Così iniziarono a finanziare proprio i loro ex nemici, pagando ai capi dei sindacati e dei partiti i costi della loro attività. Lo fecero rispettando la legge, che glielo consentiva. Attraverso importanti giornali, le grandi famiglie si dissero favorevoli alle lotte operaie e alle giuste rivendicazioni che talvolta venivano rivolte persino contro loro stesse. A un certo punto, quelle rivendicazioni si diradarono, sin quasi a sparire del tutto, perché ormai erano tutti amici, facevano bisboccia insieme, andavano la domenica a vedere ventidue ragazzi che correvano intorno a un pallone su un prato verde ed esultavano abbracciandosi ad ogni rete segnata, disperandosi insieme quando invece la rete veniva subita. Come si poteva più litigare a quel punto? Soltanto perché magari una famiglia decideva che non fosse più conveniente tenere una fabbrica nella città? Non sarebbe stato educato. Del resto le fabbriche e quindi il lavoro venivano distribuiti altrove, altra gente avrebbe avuto uno stipendio, sarebbe stato ingiusto manifestare troppo egoismo. Tutti, sia i ricchi e potenti, sia i capi dei sindacati e dei partiti dei lavoratori, sapevano che c’era un sentimento generale della città, quello che i dottori e gli studiosi chiamavano “opinione pubblica”. Con grande perizia e soltanto con un minimo ausilio di stregoni e fate venute dall’Est, crearono un diffuso sentimento di simpatia, sia nei confronti dei potentissimi-ricchissimi, sia a vantaggio del partito dei lavoratori.

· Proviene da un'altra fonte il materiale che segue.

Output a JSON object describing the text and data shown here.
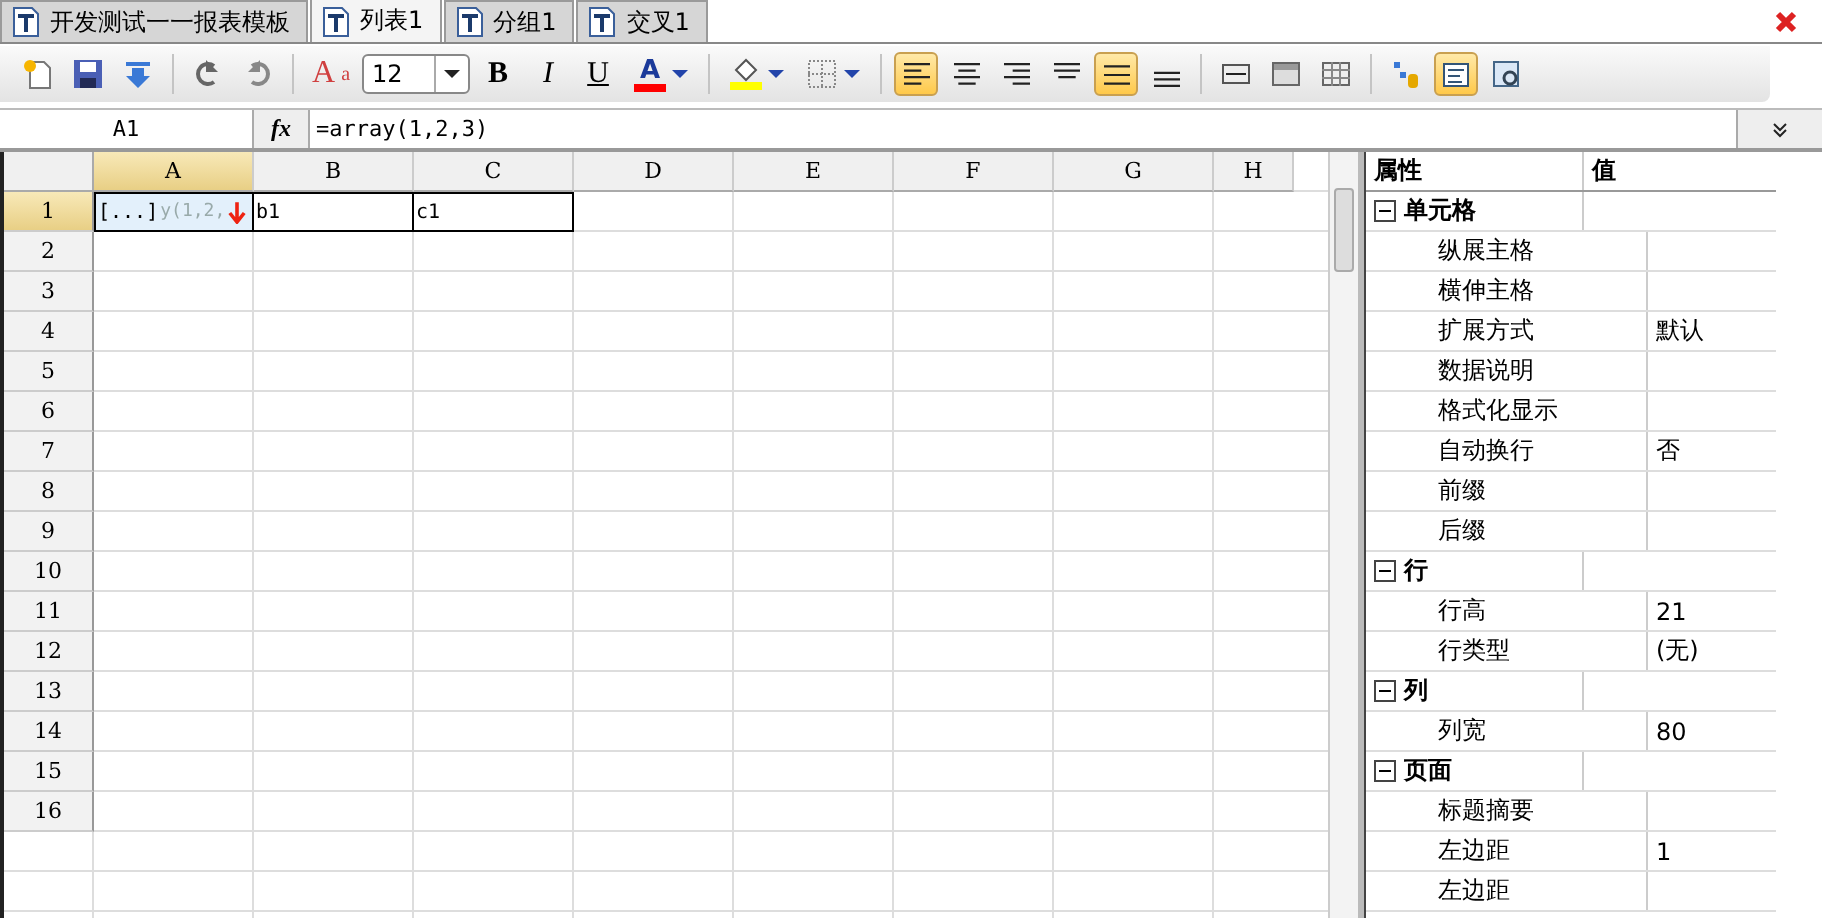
{
  "tabs": [
    {
      "label": "开发测试一一报表模板",
      "selected": false
    },
    {
      "label": "列表1",
      "selected": true
    },
    {
      "label": "分组1",
      "selected": false
    },
    {
      "label": "交叉1",
      "selected": false
    }
  ],
  "toolbar": [
    {
      "kind": "new",
      "selected": false
    },
    {
      "kind": "save",
      "selected": false
    },
    {
      "kind": "download",
      "selected": false
    },
    {
      "kind": "sep"
    },
    {
      "kind": "undo",
      "selected": false
    },
    {
      "kind": "redo",
      "selected": false
    },
    {
      "kind": "sep"
    },
    {
      "kind": "fontstyle",
      "label": "A",
      "sup": "a",
      "selected": false
    },
    {
      "kind": "fontsize",
      "value": "12"
    },
    {
      "kind": "bold",
      "label": "B",
      "selected": false
    },
    {
      "kind": "italic",
      "label": "I",
      "selected": false
    },
    {
      "kind": "underline",
      "label": "U",
      "selected": false
    },
    {
      "kind": "fontcolor",
      "label": "A",
      "color": "#ff0000"
    },
    {
      "kind": "sep"
    },
    {
      "kind": "fill",
      "color": "#ffff00"
    },
    {
      "kind": "border"
    },
    {
      "kind": "sep"
    },
    {
      "kind": "align-left",
      "selected": true
    },
    {
      "kind": "align-center",
      "selected": false
    },
    {
      "kind": "align-right",
      "selected": false
    },
    {
      "kind": "align-top",
      "selected": false
    },
    {
      "kind": "align-middle",
      "selected": true
    },
    {
      "kind": "align-bottom",
      "selected": false
    },
    {
      "kind": "sep"
    },
    {
      "kind": "merge",
      "selected": false
    },
    {
      "kind": "header",
      "selected": false
    },
    {
      "kind": "grid",
      "selected": false
    },
    {
      "kind": "sep"
    },
    {
      "kind": "datasource",
      "selected": false
    },
    {
      "kind": "properties",
      "selected": true
    },
    {
      "kind": "preview",
      "selected": false
    }
  ],
  "formula_bar": {
    "cell": "A1",
    "fx": "fx",
    "formula": "=array(1,2,3)"
  },
  "sheet": {
    "columns": [
      {
        "label": "A",
        "selected": true
      },
      {
        "label": "B",
        "selected": false
      },
      {
        "label": "C",
        "selected": false
      },
      {
        "label": "D",
        "selected": false
      },
      {
        "label": "E",
        "selected": false
      },
      {
        "label": "F",
        "selected": false
      },
      {
        "label": "G",
        "selected": false
      },
      {
        "label": "H",
        "selected": false
      }
    ],
    "rows": [
      {
        "label": "1",
        "selected": true,
        "cells": [
          {
            "value": "[...]",
            "hint": "y(1,2,",
            "expand": true
          },
          {
            "value": "b1"
          },
          {
            "value": "c1"
          }
        ]
      },
      {
        "label": "2",
        "selected": false
      },
      {
        "label": "3",
        "selected": false
      },
      {
        "label": "4",
        "selected": false
      },
      {
        "label": "5",
        "selected": false
      },
      {
        "label": "6",
        "selected": false
      },
      {
        "label": "7",
        "selected": false
      },
      {
        "label": "8",
        "selected": false
      },
      {
        "label": "9",
        "selected": false
      },
      {
        "label": "10",
        "selected": false
      },
      {
        "label": "11",
        "selected": false
      },
      {
        "label": "12",
        "selected": false
      },
      {
        "label": "13",
        "selected": false
      },
      {
        "label": "14",
        "selected": false
      },
      {
        "label": "15",
        "selected": false
      },
      {
        "label": "16",
        "selected": false
      }
    ]
  },
  "properties": {
    "columns": [
      "属性",
      "值"
    ],
    "groups": [
      {
        "name": "单元格",
        "expanded": true,
        "items": [
          {
            "name": "纵展主格"
          },
          {
            "name": "横伸主格"
          },
          {
            "name": "扩展方式",
            "value": "默认"
          },
          {
            "name": "数据说明"
          },
          {
            "name": "格式化显示"
          },
          {
            "name": "自动换行",
            "value": "否"
          },
          {
            "name": "前缀"
          },
          {
            "name": "后缀"
          }
        ]
      },
      {
        "name": "行",
        "expanded": true,
        "items": [
          {
            "name": "行高",
            "value": "21"
          },
          {
            "name": "行类型",
            "value": "(无)"
          }
        ]
      },
      {
        "name": "列",
        "expanded": true,
        "items": [
          {
            "name": "列宽",
            "value": "80"
          }
        ]
      },
      {
        "name": "页面",
        "expanded": true,
        "items": [
          {
            "name": "标题摘要"
          },
          {
            "name": "左边距",
            "value": "1"
          },
          {
            "name": "左边距"
          }
        ]
      }
    ]
  }
}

Chi stava in mezzo alla tenaglia, invece, veniva denigrato, sbeffeggiato e trattato come un reietto dalla società. I commercianti, i professionisti, gli artigiani e tanti altri erano presentati alla cosiddetta opinione pubblica come persone che rifuggivano il pagamento delle gabelle (li chiamavano evasori) visto che s’arrabattavano per non chiudere bottega, mentre le potenti famiglie avevano enormi conti bancari in ducati del centroeuropa o in isole caraibiche conosciuti come “paradisi fiscali”. La città, del resto, viveva credendosi felice. I giornali spiegavano che era diventata la più bella conurbazione del globo terracqueo e che persino i Re di Parigi e di Bruxelles, nel visitarla, rimanevano nientemeno che “stregati”. I problemi si minimizzavano, le virtù s’esaltavano. A un certo punto si tornò a parlare dell’elezione del nuovo Re e le potenti famiglie, quasi un po’ annoiate, continuarono nel loro operato: lo aiutarono, portandolo alla votazione finale con grande vantaggio. Il rischio non erano certo i candidati degli altri partiti, perlopiù considerati inetti e inoffensivi, ma la confusione che avrebbe potuto creare il partito operaio, se non fosse stato al potere e non avesse gestito insieme alle famiglie la città. E così, altri cinque anni di pace e di business vennero assicurati.